April 08, 2025

Legion post’s women veterans meetups provide opportunity to ‘be inspired’

Women Veterans
News
(Post 21 photo)
(Post 21 photo)

Quarterly gatherings allow women veterans at Colony, Texas, Post 21 to share stories of their service, successes in their current lives.

An American Legion post in Colony, Texas, realized that normal meetings and events weren’t allowing the nearly two dozen women veterans in the post to get to know each other better.

That changed last year and has continued to evolve during Holley-Riddle Post 21’s Women’s Quarterly Meetups. The meetings are an opportunity for the women veterans at the post to learn more about each other’s service, as well as what’s going on in their lives now.

After the initial meetup in 2024, a second one took place last June to coincide with Women Veterans Recognition Day. “Everyone enjoyed it,” said Post 21 Adjutant Patricia Zuczek, who retired from the U.S. Air Force in 1996. “We talked to the ladies, and they said, ‘Yeah, we would like to get together more often.’”

Zuczek said the idea for the meetups came as a way to accommodate those members who cannot always attend monthly meetings. “We’ve got about 20 women in our post. Not all of them actually live close by,” she said. “We got to realizing that we get to see each other so little at some of these events and that we needed to find a way to connect a little bit more. Have a way to get together and talk with each other and learn more about each other.”

As the women veterans began to get to know each other a little bit more, it created a series of revelations.

“It was like, ‘Oh my gosh, I never knew that this person was so interesting. I never knew what their life was like and some of the things that they’ve done,’” Zuczek said. “We have two women working on their PhDs right now. We were kind of excited to know that there’s somebody here in our post that we can call or we can talk to or we can get together with and learn more about each other. And be inspired.

“And also, to see some of the amazing things that we are doing. It just kind of makes us feel good as women veterans: the things that we’ve accomplished and the things that we’re still doing in our lives.”

The meetings are attended by members of all war eras. Three were members of the Women’s Army Corps, which was established during World War II. Some were Vietnam veterans, while another member is a teacher working toward her master’s degree while raising a family.

“That’s what’s cool about us getting together: some are younger, some are older,” said Zuczek, who has added another component to the meetups: guest speakers.

At the most recent meetup on March 8, North Texas Patriot Anglers’ Michelle Pope and Lyndsay Holcomb shared their organization’s mission of supporting veterans through the therapeutic benefits of fly fishing.
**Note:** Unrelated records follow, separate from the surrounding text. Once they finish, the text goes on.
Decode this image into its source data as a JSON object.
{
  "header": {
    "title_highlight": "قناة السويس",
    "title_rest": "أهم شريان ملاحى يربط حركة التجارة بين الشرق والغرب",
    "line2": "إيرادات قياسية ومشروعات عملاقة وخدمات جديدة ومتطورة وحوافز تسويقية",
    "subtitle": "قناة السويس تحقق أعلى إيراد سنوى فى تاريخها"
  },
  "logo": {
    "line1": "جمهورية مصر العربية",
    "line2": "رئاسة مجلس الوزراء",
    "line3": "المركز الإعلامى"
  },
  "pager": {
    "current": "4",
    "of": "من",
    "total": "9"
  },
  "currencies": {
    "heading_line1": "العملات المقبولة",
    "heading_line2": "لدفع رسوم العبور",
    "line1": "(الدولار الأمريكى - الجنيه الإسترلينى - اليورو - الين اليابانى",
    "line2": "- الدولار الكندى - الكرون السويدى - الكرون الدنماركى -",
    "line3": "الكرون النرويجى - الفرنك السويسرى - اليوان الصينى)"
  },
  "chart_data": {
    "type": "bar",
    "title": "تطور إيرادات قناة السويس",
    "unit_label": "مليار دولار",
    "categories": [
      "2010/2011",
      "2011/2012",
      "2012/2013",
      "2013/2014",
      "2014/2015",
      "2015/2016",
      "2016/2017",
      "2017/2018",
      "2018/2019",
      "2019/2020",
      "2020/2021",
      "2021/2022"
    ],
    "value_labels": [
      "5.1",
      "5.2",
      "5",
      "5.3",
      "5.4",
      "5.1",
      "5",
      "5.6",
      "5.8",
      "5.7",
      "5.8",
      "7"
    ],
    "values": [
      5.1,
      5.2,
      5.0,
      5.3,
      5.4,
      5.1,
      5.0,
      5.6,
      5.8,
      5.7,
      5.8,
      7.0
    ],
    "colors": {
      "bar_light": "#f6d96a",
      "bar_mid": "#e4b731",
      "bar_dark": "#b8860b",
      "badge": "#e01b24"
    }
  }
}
Also speaking that day was U.S. Army veteran Eva Fulton, who shared her journey of walking the Camino de Santiago, an extensive network of ancient pilgrim routes stretching across Europe and coming together at the tomb of St. James in Santiago de Compostela in northwest Spain.
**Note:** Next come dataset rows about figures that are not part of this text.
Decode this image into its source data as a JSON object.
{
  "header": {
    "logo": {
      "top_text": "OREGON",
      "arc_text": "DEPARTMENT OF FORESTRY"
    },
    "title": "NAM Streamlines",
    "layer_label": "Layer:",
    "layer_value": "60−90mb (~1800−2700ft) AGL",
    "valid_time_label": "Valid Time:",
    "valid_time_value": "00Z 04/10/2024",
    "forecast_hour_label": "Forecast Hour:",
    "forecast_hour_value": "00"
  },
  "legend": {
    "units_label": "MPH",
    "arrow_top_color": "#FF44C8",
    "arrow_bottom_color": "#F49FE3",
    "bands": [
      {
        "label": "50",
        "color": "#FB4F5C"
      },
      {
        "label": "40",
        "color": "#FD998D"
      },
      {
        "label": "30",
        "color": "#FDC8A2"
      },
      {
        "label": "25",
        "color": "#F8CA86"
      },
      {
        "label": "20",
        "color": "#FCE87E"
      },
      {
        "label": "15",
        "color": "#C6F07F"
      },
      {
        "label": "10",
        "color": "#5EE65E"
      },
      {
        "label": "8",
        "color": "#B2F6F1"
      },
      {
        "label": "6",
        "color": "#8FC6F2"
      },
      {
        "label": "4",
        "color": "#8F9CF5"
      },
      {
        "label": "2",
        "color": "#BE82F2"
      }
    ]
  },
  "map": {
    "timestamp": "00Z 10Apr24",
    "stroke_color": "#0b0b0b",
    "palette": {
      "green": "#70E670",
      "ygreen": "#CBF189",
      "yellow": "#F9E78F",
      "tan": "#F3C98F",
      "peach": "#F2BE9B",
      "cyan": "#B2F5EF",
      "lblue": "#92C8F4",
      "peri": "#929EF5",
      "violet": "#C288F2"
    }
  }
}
A previous guest speaker was Post 21 member Lisa Bass, the owner of Combat Boots Jewelry and a retired U.S. Army major. Bass joined the Army at age 30 as a private, completed both a bachelor’s and master’s degree while in the service and was the first female commander in the 173rd Airborne Brigade Combat Team in Europe. 

“She was a grandmother when she was jumping out of airplanes,” Zuczek said. “She showed us what she does. She told us her story.
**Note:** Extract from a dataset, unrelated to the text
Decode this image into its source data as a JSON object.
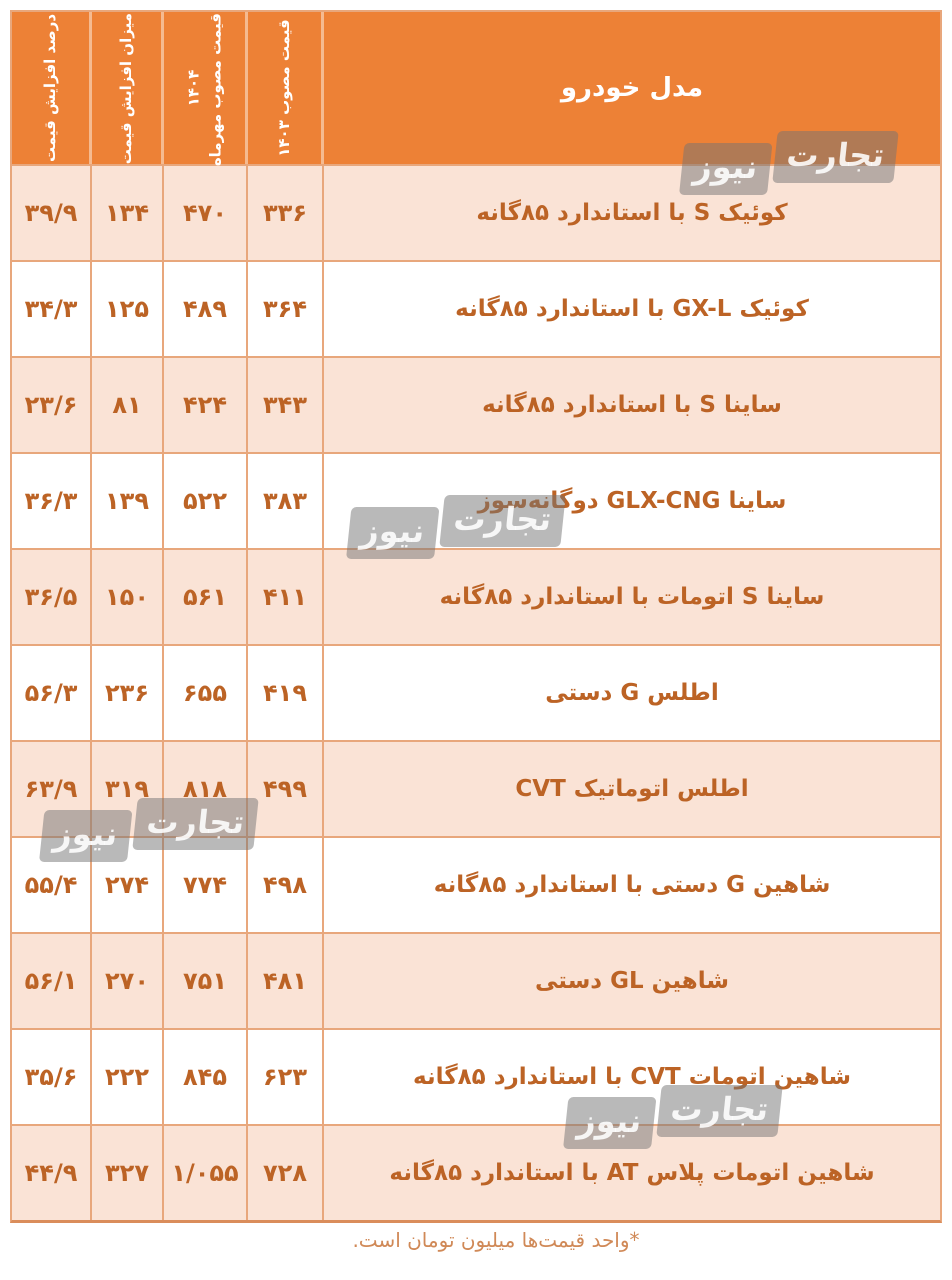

“We think, ‘What did this person do? What did that person do?’ This is just a good way of getting together and sharing our stories.”

Zuczek said the meetups have had an impact on her as well.

“It makes me feel good that there’s a way for us to get together, and we kind of learn to trust each other,” she said. “When I went in (the U.S. Air Force) in 1976 and am out there with all the guys … you kind of felt you had to be tough because you’re trying to show the guys, ‘Yeah, I can do the job.’ It’s nice to know now that I can get together with other women who had similar experiences.

“And we can say, ‘I was really scared out there as a 19-year-old. I was afraid and I was lonely, now it’s nice to know I wasn’t the only one feeling that way.’ It doesn’t diminish my career when I say, ‘Yeah, when I was out there, I was afraid.’ But I managed to work through it … and hopefully because of me being able to do my job, women coming in after me are able to do their job.”